A third week into my R class (please be patient with me even if it seems obvious where went wrong!), and I am struggling with a homework problem with using the R ggplot2 library. Using the built in diamonds data frame, the problem is to make a scatter plot regression line for log (carat) and log (price), but plotting only for the Fair and Ideal cut diamonds.
This is what the plot is supposed to look like
A quick background, the 3 variables in question here are carat (num), cut (Fair, Good, Very Good, Premium, Ideal), and price (int).
I start with the following code:
set.seed(123)
d <- ggplot(diamonds[sample(nrow(diamonds),5000),] #this was provided to us in the homework
d + geom_point(aes(x = log(carat), y = log(price), colour = cut) +
labs(title = 'Regression line for Fair and Ideal Cut Diamonds') +
stat_smooth(aes(x = log(carat), y = log(price), colour = cut), method = "gam")
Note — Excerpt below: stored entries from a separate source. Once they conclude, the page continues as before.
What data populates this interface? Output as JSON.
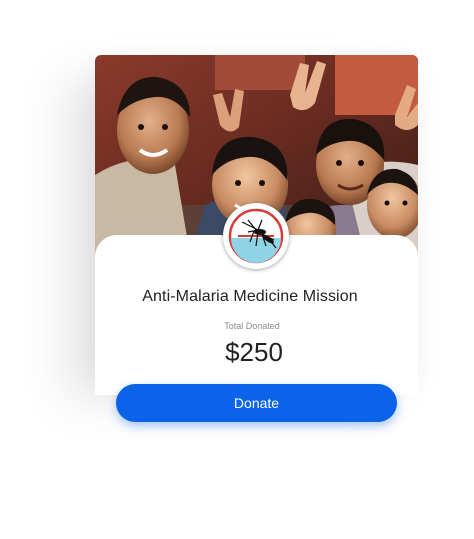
{
  "campaign": {
    "title": "Anti-Malaria Medicine Mission",
    "hero_image": "group-of-smiling-children-photo",
    "badge_icon": "mosquito-icon",
    "total_label": "Total Donated",
    "total_amount": "$250"
  },
  "actions": {
    "donate_label": "Donate"
  },
  "colors": {
    "accent": "#0a63e8",
    "badge_ring": "#d93a3a",
    "badge_fill": "#8fd3e6"
  }
}
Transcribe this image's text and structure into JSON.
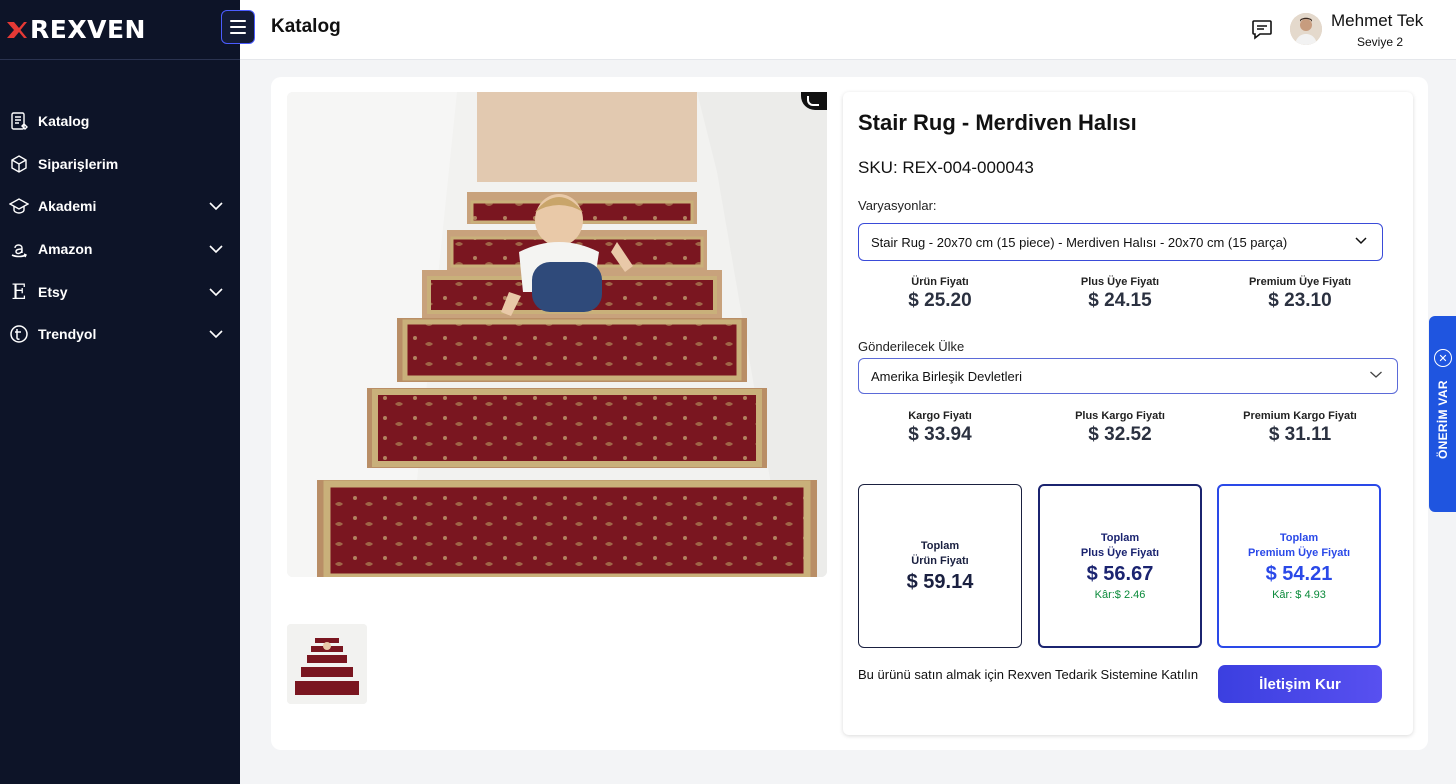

Now, I know this is incorrect, because "colour = cut" shows ALL the cuts, but I only want "Fair" and "Ideal". The professor hinted that we should try diamonds$cut%in%c(...), and so I tried it in many different ways. One of the latest (wrong) code is:
d + geom_point(aes(x = log(carat), y = log(price), colour = diamonds[diamonds$cut%in%c("Fair","Ideal")]), alpha = 0.5) +
labs(title = 'Regression line for Fair and Ideal Cut Diamonds') +
stat_smooth(aes(x = log(carat), y = log(price), colour = diamonds[diamonds$cut%in%c("Fair","Ideal")]), method = "gam")
I continue to get error messages regardless of where I tried to subset the diamonds$cut (e.g., Length of logical index vector for '[' must equal number of columns, Aesthetics must be either length 1 or the same as the data (5000):colour).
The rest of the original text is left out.